Over the last few weeks, hill walkers have encountered dead deer lying scattered over many of Scotland’s hills. While some may have been shot to put them out of their misery, most will have starved to death – the combination of months of exposure to harsh weather and poor nutrition. This winter has been especially long; however even in years when spring has come earlier, thousands of red deer have been recorded as dying in this way in the Scottish hills (pdf|page). Since it is likely that only a small proportion of dead deer are found and recorded, these figures will be an under-estimate of total numbers. Many sporting estates view such deaths as ‘natural mortality’, part and parcel of deer management. Indeed winter mortality is often used by these deer managers as a justification for ‘easing back’ on deer culling the following year – to counteract the losses sustained by the population the previous winter.

But there is another perspective. That the high level of winter mortality suffered by red deer in Scotland is not natural, that it is largely preventable and the direct result of choices made by those who manage these populations as their private sporting asset. In most other circumstances, such management comes with a responsibility, a ‘duty of care’ towards the resource managed. But in the case of deer, when it comes to winter mortality, this duty seems to be neglected as large numbers of deer are left to starve to death instead. Rather than managing deer to levels where such mortality would be minimised, representative bodies urge hill walkers not to disturb emaciated and dying deer.

Red deer densities in Scotland are regularly over ten times higher than is normal in other European countries and, unlike in most of Europe, red deer, a forest animal, are largely excluded from woodlands. Because the deer density is so high throughout much of Scotland, the only way most landowners can attempt to grow trees is to protect them behind six foot high deer fences. These fences in turn prevent deer from accessing the shelter that would help reduce exposure and allow them to survive the winter. Some deer are injured or die attempting to jump the fences. By choosing to manage the deer range in this way, i.e. by forcing high numbers of deer to live in areas excluded from sufficient shelter, deer managers are failing to meet the most basic duty of care towards those animals they claim to manage. There was recently an international outcry about large numbers of animals being left to starve in a fenced enclosure in an ecological experiment at Oostvaardersplassen in the Netherlands. We think the situation in Scotland’s hills is comparable.

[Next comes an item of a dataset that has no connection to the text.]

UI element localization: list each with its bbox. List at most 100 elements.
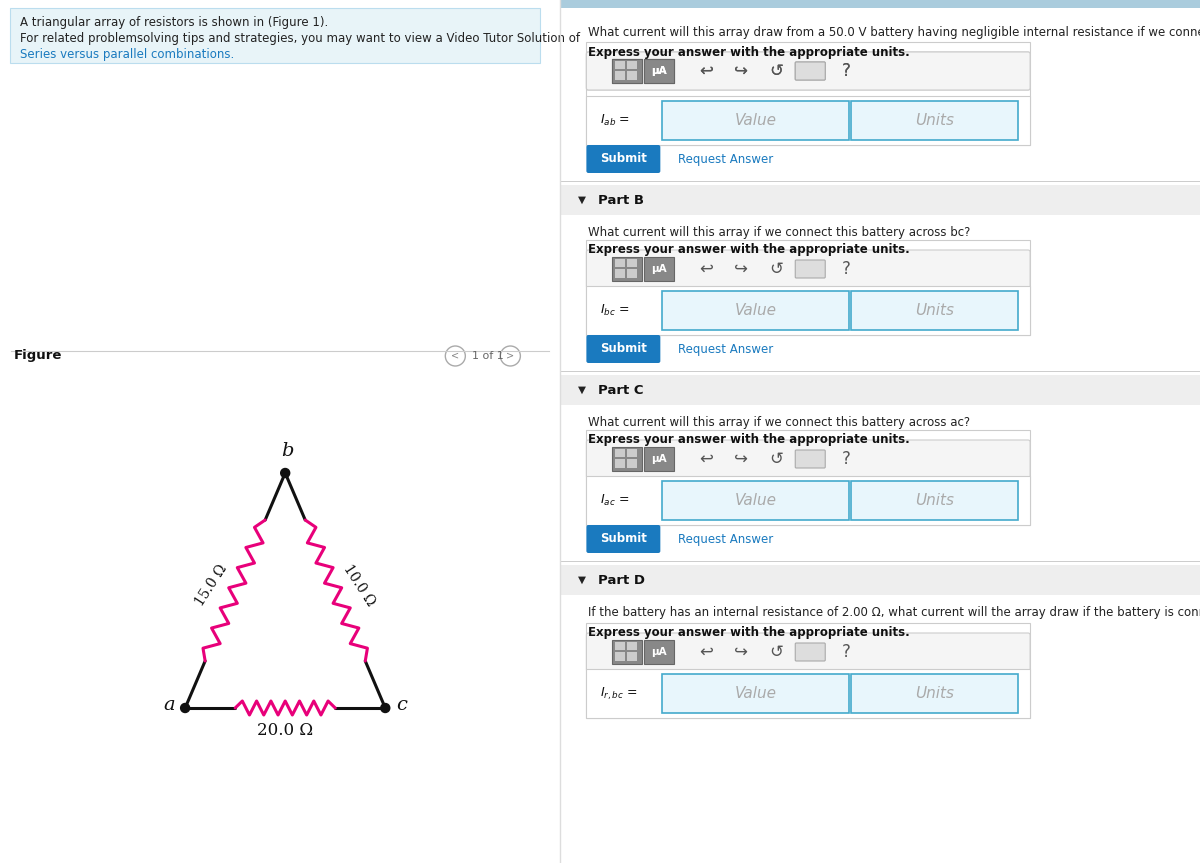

While of course there will always be some winter mortality for natural populations of wild animals, the high levels of mortality witnessed in Scotland are directly related to choices made by those claiming to manage them. The natural predators of deer have been eradicated and the management of deer is now the responsibility of those with sporting rights. There is a Deer Code which specifically sets out responsibilities for deer managers in Scotland including ‘safeguarding deer welfare’. There is also a government agency (Scottish Natural Heritage) charged with furthering ‘…the conservation of deer native to Scotland, the control and sustainable management of deer in Scotland and [to] keep under review all matters, including their welfare…’ and an Association of Deer Management Groups which claims to co-ordinate groups who manage deer ‘…as a common resource.’

Despite all this, this system is clearly not working for the welfare of deer. Reforesting Scotland believes that Scotland’s deer management structures need to be updated so that preventable deaths from starvation and exposure are not seen as an acceptable by-product of sport stalking. This can best be done by achieving deer numbers that are in balance with their environment and can be reconnected to their woodland habitat.